Thermo Fisher acquired Core Informatics in early March for a total of $94 million, net of cash acquired. The informatics firm, which has been offering cloud-based platforms for scientific management, is now part of Thermo's Analytical Instruments segment. Last year, Core Informatics launched a validated version of its Platform-for-Science infrastructure for regulated laboratories in the biopharmaceutical industry and clinical genomics. Thermo said in the filing that Core Informatics had approximately $10 million in revenues in 2016 and that the purchase price exceeded the fair market value of the identifiable net assets, so it allocated $63 million of the price to goodwill.
The acquisition of Finesse Solutions took place in mid February, and the total purchase price, net of cash acquired, was $220 million. Finesse develops scalable control automation systems and software for bioproduction and had approximately $50 million in revenues last year. Thermo said the purchase price exceeded the fair market value of the identifiable net assets, and it allocated $127 million of the price to goodwill.

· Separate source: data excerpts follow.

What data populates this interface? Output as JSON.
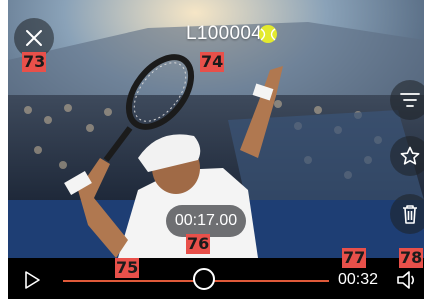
{
  "viewer": {
    "title": "L1000042",
    "current_time": "00:17.00",
    "duration": "00:32",
    "progress_fraction": 0.53
  },
  "markers": {
    "close": "73",
    "title": "74",
    "progress": "75",
    "current_time": "76",
    "duration": "77",
    "volume": "78"
  },
  "icons": {
    "close": "close-icon",
    "filter": "filter-icon",
    "favorite": "star-icon",
    "delete": "trash-icon",
    "play": "play-icon",
    "volume": "volume-icon"
  },
  "colors": {
    "marker": "#e8504a",
    "progress": "#e05a3a",
    "control_bar": "#000000"
  }
}
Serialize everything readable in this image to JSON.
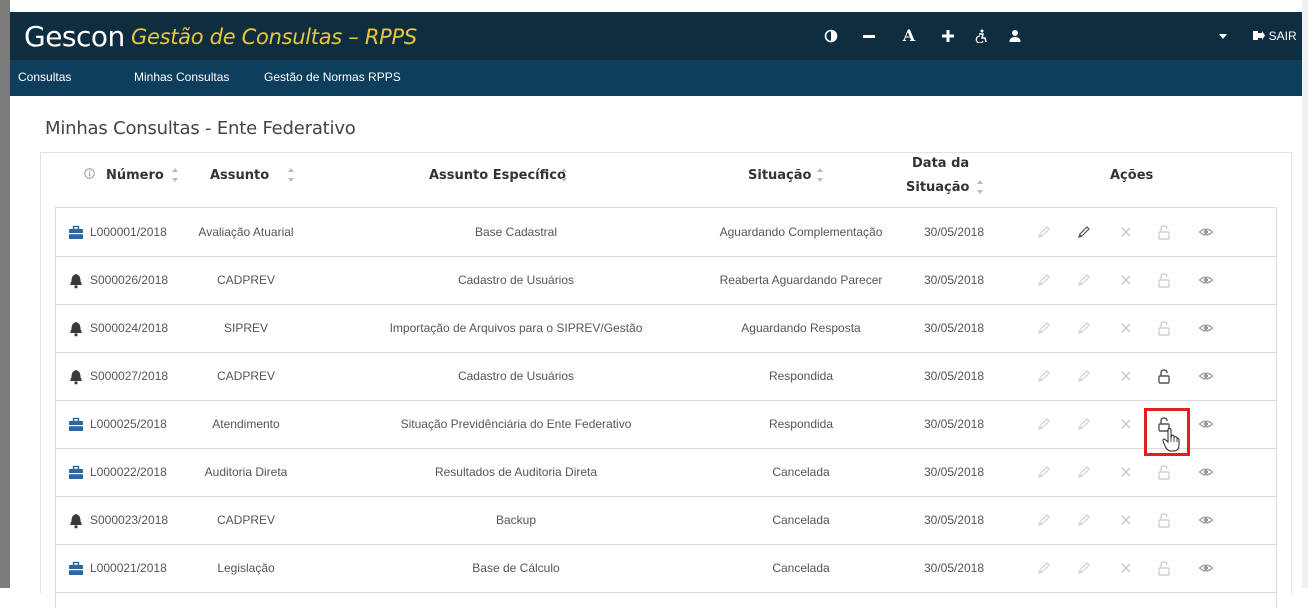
{
  "header": {
    "brand": "Gescon",
    "subtitle": "Gestão de Consultas – RPPS",
    "tools": [
      {
        "name": "contrast-icon",
        "glyph": "◐"
      },
      {
        "name": "font-decrease-button",
        "glyph": "−"
      },
      {
        "name": "font-reset-button",
        "glyph": "A"
      },
      {
        "name": "font-increase-button",
        "glyph": "+"
      },
      {
        "name": "accessibility-icon",
        "glyph": "♿"
      },
      {
        "name": "user-icon",
        "glyph": "👤"
      }
    ],
    "exit_label": "SAIR"
  },
  "nav": {
    "items": [
      "Consultas",
      "Minhas Consultas",
      "Gestão de Normas RPPS"
    ]
  },
  "page": {
    "title": "Minhas Consultas - Ente Federativo"
  },
  "table": {
    "headers": {
      "numero": "Número",
      "assunto": "Assunto",
      "assunto_especifico": "Assunto Específico",
      "situacao": "Situação",
      "data_line1": "Data da",
      "data_line2": "Situação",
      "acoes": "Ações"
    },
    "rows": [
      {
        "type": "briefcase",
        "numero": "L000001/2018",
        "assunto": "Avaliação Atuarial",
        "especifico": "Base Cadastral",
        "situacao": "Aguardando Complementação",
        "data": "30/05/2018",
        "edit2_active": true,
        "unlock_active": false
      },
      {
        "type": "bell",
        "numero": "S000026/2018",
        "assunto": "CADPREV",
        "especifico": "Cadastro de Usuários",
        "situacao": "Reaberta Aguardando Parecer",
        "data": "30/05/2018",
        "edit2_active": false,
        "unlock_active": false
      },
      {
        "type": "bell",
        "numero": "S000024/2018",
        "assunto": "SIPREV",
        "especifico": "Importação de Arquivos para o SIPREV/Gestão",
        "situacao": "Aguardando Resposta",
        "data": "30/05/2018",
        "edit2_active": false,
        "unlock_active": false
      },
      {
        "type": "bell",
        "numero": "S000027/2018",
        "assunto": "CADPREV",
        "especifico": "Cadastro de Usuários",
        "situacao": "Respondida",
        "data": "30/05/2018",
        "edit2_active": false,
        "unlock_active": true
      },
      {
        "type": "briefcase",
        "numero": "L000025/2018",
        "assunto": "Atendimento",
        "especifico": "Situação Previdênciária do Ente Federativo",
        "situacao": "Respondida",
        "data": "30/05/2018",
        "edit2_active": false,
        "unlock_active": true
      },
      {
        "type": "briefcase",
        "numero": "L000022/2018",
        "assunto": "Auditoria Direta",
        "especifico": "Resultados de Auditoria Direta",
        "situacao": "Cancelada",
        "data": "30/05/2018",
        "edit2_active": false,
        "unlock_active": false
      },
      {
        "type": "bell",
        "numero": "S000023/2018",
        "assunto": "CADPREV",
        "especifico": "Backup",
        "situacao": "Cancelada",
        "data": "30/05/2018",
        "edit2_active": false,
        "unlock_active": false
      },
      {
        "type": "briefcase",
        "numero": "L000021/2018",
        "assunto": "Legislação",
        "especifico": "Base de Cálculo",
        "situacao": "Cancelada",
        "data": "30/05/2018",
        "edit2_active": false,
        "unlock_active": false
      }
    ]
  },
  "colors": {
    "topbar": "#0e2e3f",
    "navbar": "#0d3f5c",
    "brand_accent": "#e8c83a",
    "icon_active": "#555555",
    "icon_inactive": "#d0d0d0",
    "highlight": "#e02020"
  }
}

In addition, Thermo disclosed that it March it settled two patent lawsuits filed in 2015 by Roche's 454 Life Sciences against Thermo Fisher Scientific, Ion Torrent Systems, and Life Technologies in the US District Court for the District of Delaware and in Germany. Roche had alleged infringement of patents relating to methods of analyzing nucleic acid sequences using emulsion amplification, which it said were used in Ion Torrent sequencing workflows. Under the settlement, Thermo licensed the technology from 454 Life Sciences for $25 million in cash and granted Roche a license to an unnamed technology owned by Thermo.
In April, Thermo settled another lawsuit, which Illumina had filed in 2011 against Life Technologies in the US District Court for the Southern District of California, alleging infringement of a patent relating to methods for making bead arrays by Ion Torrent’s semiconductor sequencing systems. Thermo said the settlement agreement resolved this litigation "for immaterial financial terms."